As things heat up

While we prepare for another summer, or another season of examinations, as the case may be, we are also preparing for another election. Depending on where we live, we are likely to be going to the polls either this month or the next. These elections promise to be (to put it in the most insipid way possible) interesting. There are more issues at play than ever before. People are fed up with the way things are, and want to believe that change is possible. Yet, there is no clear sense of what this change will be and how it will be brought about. The air is thick with both hope and uncertainty. Some will point to the emergence of a much-needed leader while others will highlight the possibility of a new wave. There will be heated debates around dining tables in homes and around cups of tea in workplace and college canteens.

In relation to this country’s politics, yes, we are living in very interesting times.

But very soon after the tumult of voting and counting are over, we will once again lapse into our usual routines.

For many of us, there is very little qualitative change from one election to the next. On a macro level, the differences accumulate very slowly, maybe over decades. Changes in education policy, which defines the nature and direction of education, the content of textbooks and the funding provided to the sector, work very slowly and their effects are often not seen until the next plan cycle rolls around. Once in a while a revolutionary at the local level will attempt to tear down the old walls and introduce new ways of imparting the curriculum.

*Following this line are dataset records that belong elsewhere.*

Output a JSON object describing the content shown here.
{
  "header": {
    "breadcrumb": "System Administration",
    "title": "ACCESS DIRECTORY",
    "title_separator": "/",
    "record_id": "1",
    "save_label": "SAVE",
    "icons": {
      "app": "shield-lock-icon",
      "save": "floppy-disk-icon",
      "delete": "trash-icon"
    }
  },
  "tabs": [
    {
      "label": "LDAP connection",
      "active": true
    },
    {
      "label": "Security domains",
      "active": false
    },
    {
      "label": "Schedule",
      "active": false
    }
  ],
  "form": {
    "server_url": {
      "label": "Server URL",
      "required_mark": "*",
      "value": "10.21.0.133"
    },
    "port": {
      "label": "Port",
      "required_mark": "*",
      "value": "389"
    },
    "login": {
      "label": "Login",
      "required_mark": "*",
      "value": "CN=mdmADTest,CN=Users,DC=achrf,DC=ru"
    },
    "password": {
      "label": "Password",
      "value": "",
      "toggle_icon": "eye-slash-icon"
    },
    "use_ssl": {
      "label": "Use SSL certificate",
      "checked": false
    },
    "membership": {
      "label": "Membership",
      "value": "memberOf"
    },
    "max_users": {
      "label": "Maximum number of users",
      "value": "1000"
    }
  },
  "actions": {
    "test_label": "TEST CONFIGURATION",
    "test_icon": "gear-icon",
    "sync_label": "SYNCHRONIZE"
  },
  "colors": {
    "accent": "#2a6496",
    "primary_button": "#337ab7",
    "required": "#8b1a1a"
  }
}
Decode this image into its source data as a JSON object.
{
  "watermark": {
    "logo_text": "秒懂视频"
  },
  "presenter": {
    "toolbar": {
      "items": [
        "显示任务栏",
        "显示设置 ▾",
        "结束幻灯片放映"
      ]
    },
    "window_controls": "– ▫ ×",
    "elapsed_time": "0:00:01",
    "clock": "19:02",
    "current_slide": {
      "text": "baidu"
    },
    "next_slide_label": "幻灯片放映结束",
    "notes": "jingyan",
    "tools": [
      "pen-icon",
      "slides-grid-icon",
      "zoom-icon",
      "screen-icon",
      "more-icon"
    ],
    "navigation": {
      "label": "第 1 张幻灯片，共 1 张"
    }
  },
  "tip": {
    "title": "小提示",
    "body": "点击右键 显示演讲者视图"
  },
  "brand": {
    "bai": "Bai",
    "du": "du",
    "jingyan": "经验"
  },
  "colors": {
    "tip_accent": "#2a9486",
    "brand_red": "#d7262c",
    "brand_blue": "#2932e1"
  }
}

Despite the slow pace of real systemic change, however, elections are important in so many ways. Of course, for government teachers they also represent a lot of additional work! Apart from our involvement in the process as citizens, they also provide an opportunity for us to bring into the classroom a variety of conversations about democracy, participatory change, issues of integrity, responsibility and representation. We can harness the desire for change, which every election holds, to inculcate in our pupils an awareness of their roles as future citizens.

As adults, we have become cynical and distrustful of the political process. Some of us have shifted our faith from the system and placed it instead in individuals and small communities. But maybe we should help our students nurture a sense of hope about society at large, while also talking about how they can take charge of their futures in the smaller spaces of their lives – in their homes, neighborhoods and communities.